The Royals’ streak reminded me of this movie and how nicely it sums up this sense of the holy meeting the ordinary to transform lives. It’s about a boy named Roger who has lost his mother and whose father is somehow estranged. His father jokes that he can have a family again when the Angels, the dreadful local baseball team, win the pennant. Roger prays that the Angels will win, and his story is soon transformed by the appearance of real angels on the field helping the team, ultimately leading to a pennant and a family for Roger. This is a tale as old as time: in a situation of despair, we pray for intervention in our story. And the joke’s on us, because we often get it in ways we never would have expected!

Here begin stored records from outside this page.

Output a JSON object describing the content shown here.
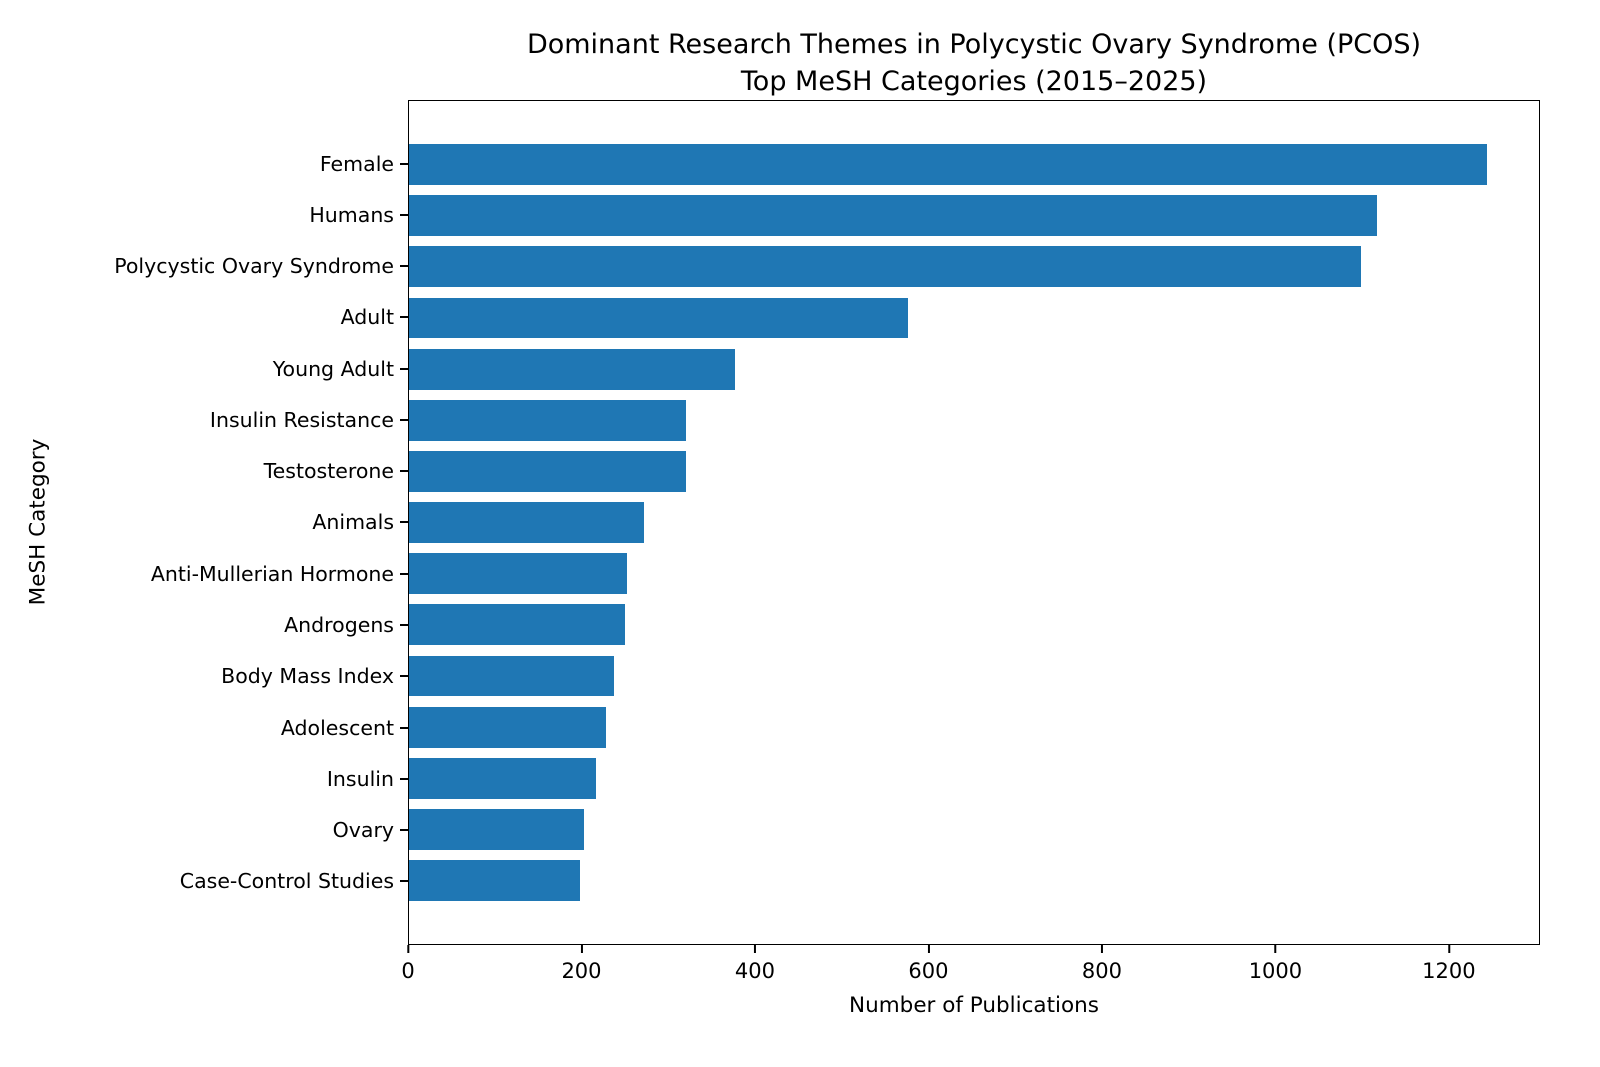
{
  "chart_data": {
    "type": "bar",
    "orientation": "horizontal",
    "title": "Dominant Research Themes in Polycystic Ovary Syndrome (PCOS)\nTop MeSH Categories (2015–2025)",
    "xlabel": "Number of Publications",
    "ylabel": "MeSH Category",
    "categories": [
      "Female",
      "Humans",
      "Polycystic Ovary Syndrome",
      "Adult",
      "Young Adult",
      "Insulin Resistance",
      "Testosterone",
      "Animals",
      "Anti-Mullerian Hormone",
      "Androgens",
      "Body Mass Index",
      "Adolescent",
      "Insulin",
      "Ovary",
      "Case-Control Studies"
    ],
    "values": [
      1245,
      1118,
      1100,
      576,
      377,
      320,
      320,
      271,
      252,
      249,
      237,
      227,
      216,
      202,
      198
    ],
    "xlim": [
      0,
      1305
    ],
    "xticks": [
      0,
      200,
      400,
      600,
      800,
      1000,
      1200
    ],
    "bar_color": "#1f77b4",
    "grid": false,
    "legend_position": "none"
  }
}
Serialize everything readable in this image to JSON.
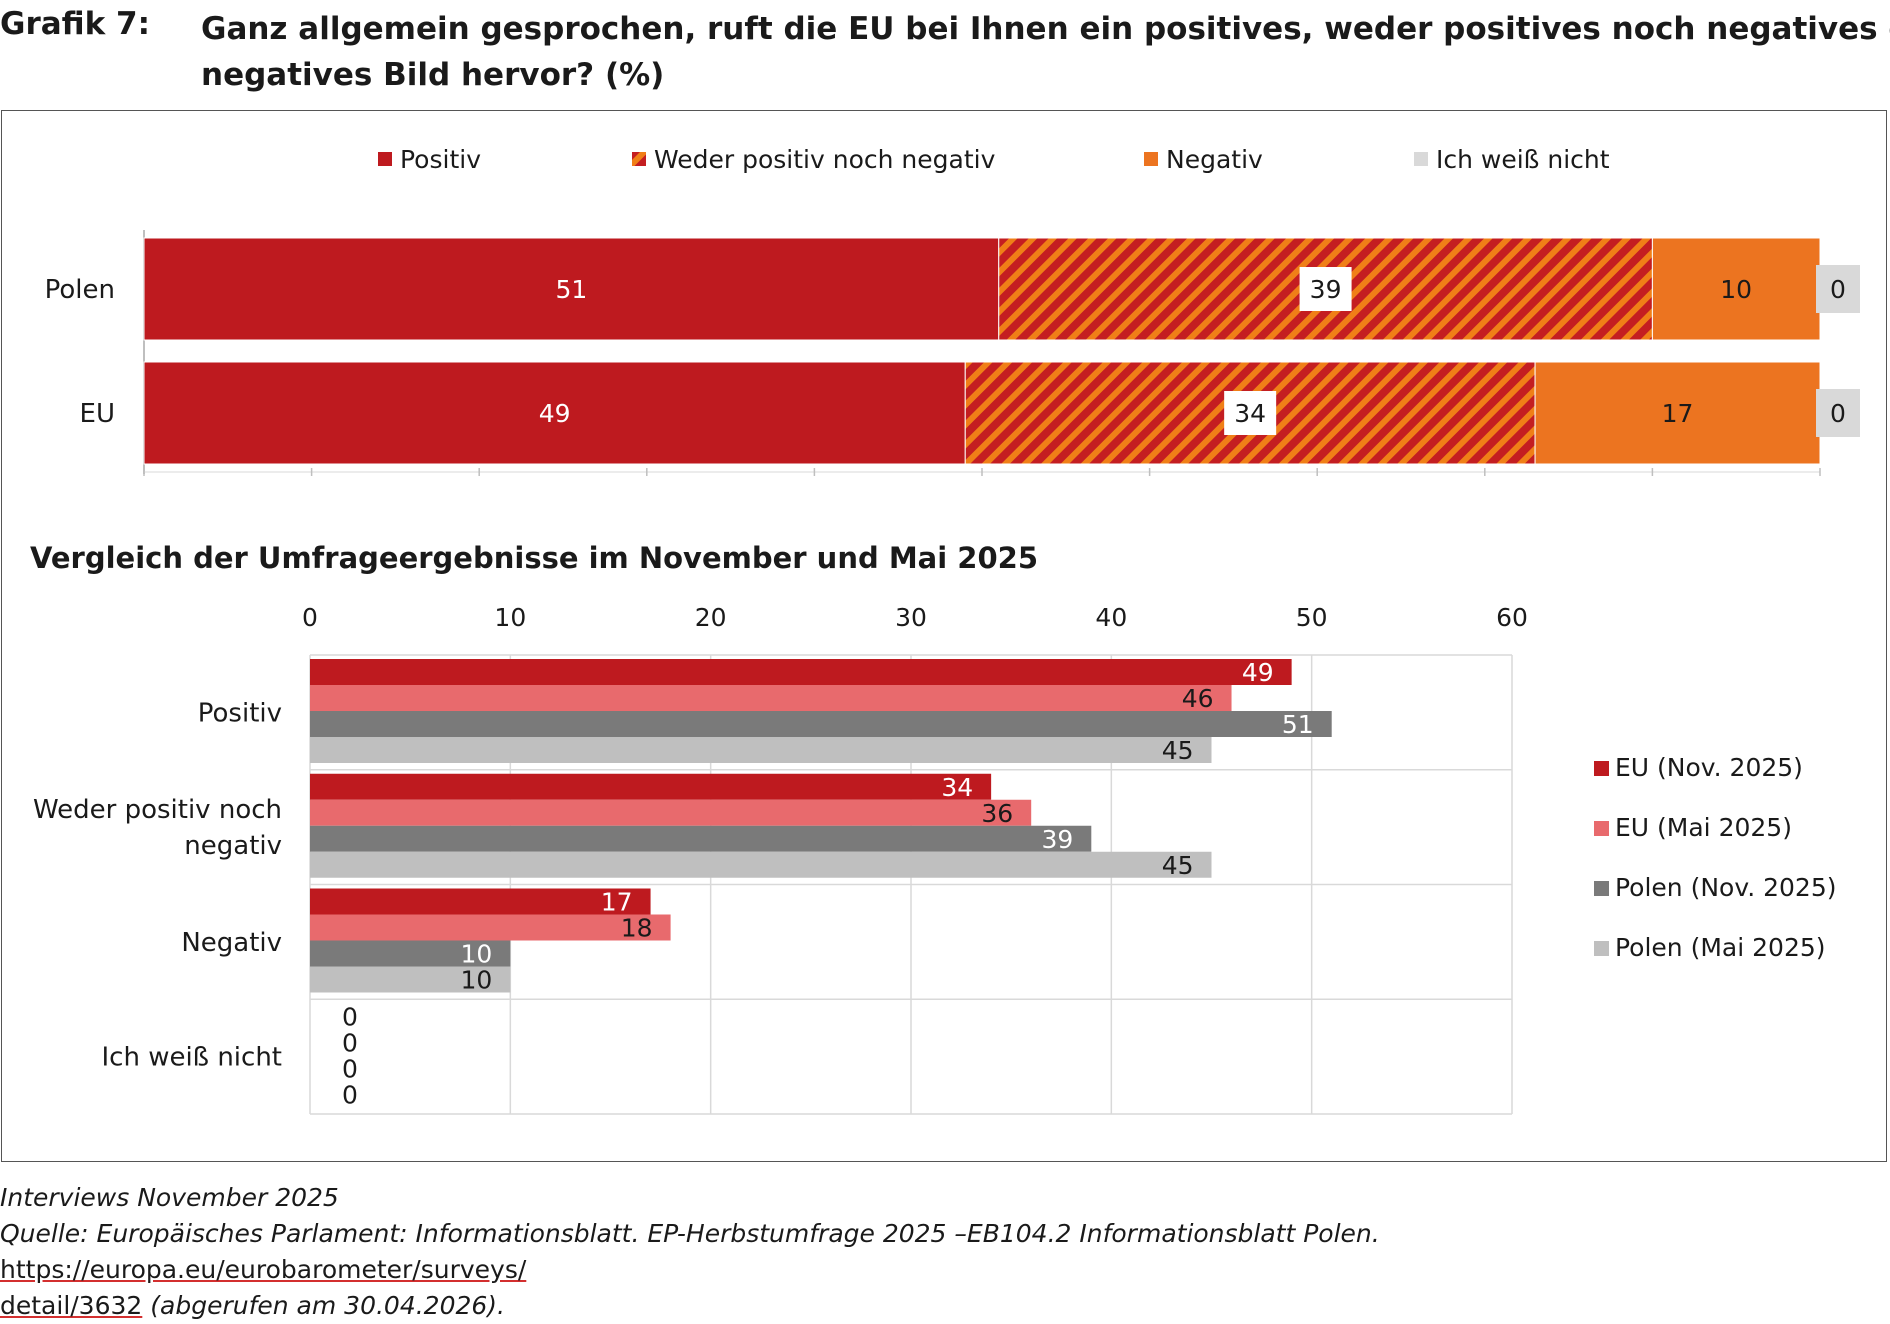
{
  "header": {
    "label": "Grafik 7:",
    "title_line1": "Ganz allgemein gesprochen, ruft die EU bei Ihnen ein positives, weder positives noch negatives oder",
    "title_line2": "negatives Bild hervor? (%)"
  },
  "colors": {
    "positiv": "#be1a1f",
    "weder_base": "#c41e21",
    "weder_stripe": "#f07f17",
    "negativ": "#ec7420",
    "weiss_nicht": "#d9d9d9",
    "eu_nov": "#be1a1f",
    "eu_mai": "#e86a6d",
    "polen_nov": "#7a7a7a",
    "polen_mai": "#bfbfbf"
  },
  "chart_data": [
    {
      "type": "bar",
      "orientation": "horizontal-stacked",
      "categories": [
        "Polen",
        "EU"
      ],
      "series": [
        {
          "name": "Positiv",
          "values": [
            51,
            49
          ]
        },
        {
          "name": "Weder positiv noch negativ",
          "values": [
            39,
            34
          ]
        },
        {
          "name": "Negativ",
          "values": [
            10,
            17
          ]
        },
        {
          "name": "Ich weiß nicht",
          "values": [
            0,
            0
          ]
        }
      ],
      "legend": "top",
      "xlim": [
        0,
        100
      ]
    },
    {
      "type": "bar",
      "orientation": "horizontal-grouped",
      "title": "Vergleich der Umfrageergebnisse im November und Mai 2025",
      "categories": [
        "Positiv",
        "Weder positiv noch negativ",
        "Negativ",
        "Ich weiß nicht"
      ],
      "category_lines": [
        [
          "Positiv"
        ],
        [
          "Weder positiv noch",
          "negativ"
        ],
        [
          "Negativ"
        ],
        [
          "Ich weiß nicht"
        ]
      ],
      "series": [
        {
          "name": "EU (Nov. 2025)",
          "values": [
            49,
            34,
            17,
            0
          ]
        },
        {
          "name": "EU (Mai 2025)",
          "values": [
            46,
            36,
            18,
            0
          ]
        },
        {
          "name": "Polen (Nov. 2025)",
          "values": [
            51,
            39,
            10,
            0
          ]
        },
        {
          "name": "Polen (Mai 2025)",
          "values": [
            45,
            45,
            10,
            0
          ]
        }
      ],
      "xticks": [
        "0",
        "10",
        "20",
        "30",
        "40",
        "50",
        "60"
      ],
      "xlim": [
        0,
        60
      ],
      "grid": true,
      "legend": "right"
    }
  ],
  "footer": {
    "line1": "Interviews November 2025",
    "source_text": "Quelle: Europäisches Parlament: Informationsblatt. EP-Herbstumfrage 2025 –EB104.2 Informationsblatt Polen. ",
    "link_part1": "https://europa.eu/eurobarometer/surveys/",
    "link_part2": "detail/3632",
    "accessed": " (abgerufen am 30.04.2026)."
  }
}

I’ve been doing a lot of work with narrative therapy, theology, and the place where our narrative meets God’s narrative as transformative. I was, at first, thinking of this as an “intersection” but as I look back on my own life, I realized that this metaphor of two lines crossing is insufficient to explain the impact God has on us. Instead, I started thinking about the Hail Mary catch that Alex Gordon recently made in which he slammed so hard into the fence that he bounced about five feet while still holding the ball, and realized that this point is not an intersection but an all out collision. It’s the place where our underdog story, our lives with loss and sickness and failed dreams and missed opportunities and poverty and depression and despair and shame meet God’s story of victory. The result looks not like a continuation of the same old story of defeat, but like a totally new story in which thirty years of consecutive losses turn into a chance for a pennant, or where ten years of drug addiction turns into the ability to mentor others, or where the loss of your spouse turns into the strength you didn’t know you had.

We love an underdog story because we need hope. I certainly need it when I am bombarded daily in the hospital by the most tragic circumstances I can even imagine, and I need it in my own weaknesses too. That hope is brought by knowing that Jesus promises God’s story will transform ours. In some ways, this point here, prior to the World Series, prior to the ending, is sweeter even than the resolution, because it is pregnant with hope bursting into an unknown future. It’s the anticipation of that moment of two stories colliding that gives us the strength to carry on when it seems like the little guy could never make it. It gives me great pleasure to tell you that you are the Kansas City Royals. You are the little guy playing the game, even if you’ve screwed up a lot in the past, with the faith that it can be different. And that faith can move mountains, and change lives, and change you, because the life, death, and resurrection of Jesus is your “angel in the outfield” making your life extraordinary. So I hope you can take a moment to stand in awe of the places where your story has been re-written, and wait with bated breath in the midst of the suffering of the cross and the world, for the ultimate Pennant victory.